What the research is about
In factories, warehouses, and homes, small sensors that monitor temperature, human movement, and machine conditions are becoming increasingly common. These network-connected devices are collectively known as the Internet of Things, or IoT. While IoT technologies offer great convenience, their rapid growth has brought a serious challenge: how to supply power.
As the number of devices increases, replacing dozens of batteries or installing complex wiring becomes time-consuming and costly. To address this issue, researchers have turned their attention to wireless power transfer, a technology that delivers electricity without using cables.
Wireless power transfer using radio waves or microwaves has been studied for many years and is already used in familiar applications such as IC cards. However, transmitting sufficient power over distance requires large antennas, and much of the energy is lost along the way. For this reason, optical wireless power transfer, which uses light to deliver energy, has attracted growing interest. Laser-based systems can transmit power over long distances, but ensuring safety for human eyes and skin remains a major challenge.
From a safety perspective, LED lighting-already widely used in our daily lives-can be safely operated in spaces where people are present. In this research, invisible light such as near-infrared radiation is used for power transfer, reducing concerns related to glare and safety. However, LEDs have a drawback: their light spreads easily, causing energy to weaken rapidly with distance. Professor Tomoyuki Miyamoto and his colleagues at Institute of Science Tokyo (Science Tokyo) set out to answer a key question: Can safe LED light deliver electricity efficiently over longer distances?
Why this matters
The key innovation of this research lies in "smart control of light." The team developed a system using a shape-changing liquid lens that automatically adjusts how light spreads depending on the distance to the receiver. As a result, they succeeded in concentrating light efficiently to deliver power over distances of up to five meters-roughly the length of a typical room.

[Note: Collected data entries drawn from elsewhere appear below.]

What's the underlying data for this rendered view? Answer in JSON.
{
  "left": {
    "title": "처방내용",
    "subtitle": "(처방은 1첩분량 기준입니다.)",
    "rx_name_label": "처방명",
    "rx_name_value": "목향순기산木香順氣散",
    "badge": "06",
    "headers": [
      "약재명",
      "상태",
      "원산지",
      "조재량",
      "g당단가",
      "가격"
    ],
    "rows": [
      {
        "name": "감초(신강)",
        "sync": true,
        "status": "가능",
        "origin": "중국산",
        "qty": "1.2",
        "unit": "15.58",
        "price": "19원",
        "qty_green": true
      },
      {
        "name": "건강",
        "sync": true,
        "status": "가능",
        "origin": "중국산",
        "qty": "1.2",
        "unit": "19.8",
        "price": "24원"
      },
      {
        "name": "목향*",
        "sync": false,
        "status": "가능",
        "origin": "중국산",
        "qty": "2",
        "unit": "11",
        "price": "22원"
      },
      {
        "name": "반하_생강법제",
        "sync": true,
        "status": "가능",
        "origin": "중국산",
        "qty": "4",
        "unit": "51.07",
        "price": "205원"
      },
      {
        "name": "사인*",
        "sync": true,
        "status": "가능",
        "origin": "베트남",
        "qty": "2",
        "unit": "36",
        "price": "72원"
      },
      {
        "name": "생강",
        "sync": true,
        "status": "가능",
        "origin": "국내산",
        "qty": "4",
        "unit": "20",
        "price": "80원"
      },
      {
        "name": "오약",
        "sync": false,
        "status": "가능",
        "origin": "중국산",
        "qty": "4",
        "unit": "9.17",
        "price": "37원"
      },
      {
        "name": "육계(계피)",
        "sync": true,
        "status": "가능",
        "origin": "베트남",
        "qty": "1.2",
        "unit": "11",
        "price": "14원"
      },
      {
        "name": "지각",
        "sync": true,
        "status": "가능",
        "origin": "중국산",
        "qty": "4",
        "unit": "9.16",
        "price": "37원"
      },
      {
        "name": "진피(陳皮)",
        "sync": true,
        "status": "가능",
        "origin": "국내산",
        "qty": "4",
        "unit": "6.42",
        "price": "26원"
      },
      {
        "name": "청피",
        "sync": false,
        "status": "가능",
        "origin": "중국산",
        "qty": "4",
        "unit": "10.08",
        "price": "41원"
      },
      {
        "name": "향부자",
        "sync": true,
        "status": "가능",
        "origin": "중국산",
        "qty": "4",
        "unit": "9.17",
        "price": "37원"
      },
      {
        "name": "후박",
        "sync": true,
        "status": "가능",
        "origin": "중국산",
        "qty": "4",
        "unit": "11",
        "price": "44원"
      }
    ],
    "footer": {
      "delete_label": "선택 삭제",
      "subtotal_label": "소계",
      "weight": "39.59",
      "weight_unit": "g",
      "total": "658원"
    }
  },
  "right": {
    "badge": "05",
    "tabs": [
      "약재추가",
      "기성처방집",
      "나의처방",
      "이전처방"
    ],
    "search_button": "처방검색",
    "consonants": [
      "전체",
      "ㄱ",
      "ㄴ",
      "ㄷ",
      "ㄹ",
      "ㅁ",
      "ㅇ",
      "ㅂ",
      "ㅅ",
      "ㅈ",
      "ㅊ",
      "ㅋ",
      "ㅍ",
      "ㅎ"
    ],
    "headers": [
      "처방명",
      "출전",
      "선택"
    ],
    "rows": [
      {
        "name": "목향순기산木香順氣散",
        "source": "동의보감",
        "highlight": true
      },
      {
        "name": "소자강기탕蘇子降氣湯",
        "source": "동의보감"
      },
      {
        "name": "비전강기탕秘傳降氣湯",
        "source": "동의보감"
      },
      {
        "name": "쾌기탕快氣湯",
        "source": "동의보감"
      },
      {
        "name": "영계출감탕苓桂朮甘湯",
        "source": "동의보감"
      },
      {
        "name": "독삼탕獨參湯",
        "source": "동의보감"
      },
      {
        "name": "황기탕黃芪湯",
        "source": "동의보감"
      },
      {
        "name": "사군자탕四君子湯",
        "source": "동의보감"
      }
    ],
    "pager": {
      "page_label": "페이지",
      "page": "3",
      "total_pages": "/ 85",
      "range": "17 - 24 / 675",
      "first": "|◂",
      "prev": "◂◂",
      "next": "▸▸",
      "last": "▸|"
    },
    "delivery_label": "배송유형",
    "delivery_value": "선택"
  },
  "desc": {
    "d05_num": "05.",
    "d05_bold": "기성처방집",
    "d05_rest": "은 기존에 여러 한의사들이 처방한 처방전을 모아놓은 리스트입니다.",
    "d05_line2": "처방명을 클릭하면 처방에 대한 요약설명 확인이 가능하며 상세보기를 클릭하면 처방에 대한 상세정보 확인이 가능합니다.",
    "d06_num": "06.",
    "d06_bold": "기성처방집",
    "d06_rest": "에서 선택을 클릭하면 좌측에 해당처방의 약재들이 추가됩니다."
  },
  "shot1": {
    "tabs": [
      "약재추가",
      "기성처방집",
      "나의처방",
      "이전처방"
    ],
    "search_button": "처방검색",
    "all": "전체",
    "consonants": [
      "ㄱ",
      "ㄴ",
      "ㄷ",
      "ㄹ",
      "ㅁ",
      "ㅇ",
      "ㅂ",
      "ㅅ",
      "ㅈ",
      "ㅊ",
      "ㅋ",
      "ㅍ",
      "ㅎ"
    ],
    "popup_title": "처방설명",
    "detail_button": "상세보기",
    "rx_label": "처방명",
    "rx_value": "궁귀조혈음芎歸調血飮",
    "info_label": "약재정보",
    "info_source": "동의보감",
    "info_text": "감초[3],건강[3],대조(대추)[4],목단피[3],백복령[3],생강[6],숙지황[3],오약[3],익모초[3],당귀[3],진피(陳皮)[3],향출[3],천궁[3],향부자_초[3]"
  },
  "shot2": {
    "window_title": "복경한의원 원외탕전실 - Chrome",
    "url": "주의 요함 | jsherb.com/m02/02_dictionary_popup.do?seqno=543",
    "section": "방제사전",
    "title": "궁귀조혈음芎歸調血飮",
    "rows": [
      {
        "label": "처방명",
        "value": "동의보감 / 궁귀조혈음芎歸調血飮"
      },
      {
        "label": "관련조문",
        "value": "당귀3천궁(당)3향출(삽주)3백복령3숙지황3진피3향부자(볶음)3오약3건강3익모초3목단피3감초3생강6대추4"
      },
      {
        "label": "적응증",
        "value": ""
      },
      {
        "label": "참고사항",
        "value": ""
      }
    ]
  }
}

The researchers also addressed another major challenge: maintaining accurate power delivery under different lighting conditions. By combining an RGB camera-commonly used in smartphones and digital cameras-with an infrared camera, the system can instantly switch between detection modes. This allows the receiver's position to be tracked reliably even in complete darkness, ensuring that light is continuously directed to the correct location.
This high-precision image-processing technology prevents misalignment and interruptions in power delivery, representing a significant advance over previous optical wireless power systems.
What's next
If put into practical use, this technology could bring us closer to an IoT society free from the burden of battery replacement and complex wiring. Because it is safe for humans and animals, it can be used in indoor living spaces, farms, and other environments where safety is critical. Stable power delivery would also be possible at night or in locations without conventional lighting.
In the future, ceiling-mounted LED lights may serve not only as sources of illumination, but also as power supplies-forming a completely new type of infrastructure that supports everyday life.
Comment from the researcher
Light is an essential and familiar part of our daily lives. By using light as a source of energy, we can create new systems that support society. I hope people will look forward to the day when everyday light becomes a power source for a future without wires.
(Tomoyuki Miyamoto, Professor, Laboratory for Future Interdisciplinary Research of Science and Technology, Institute of Science Tokyo)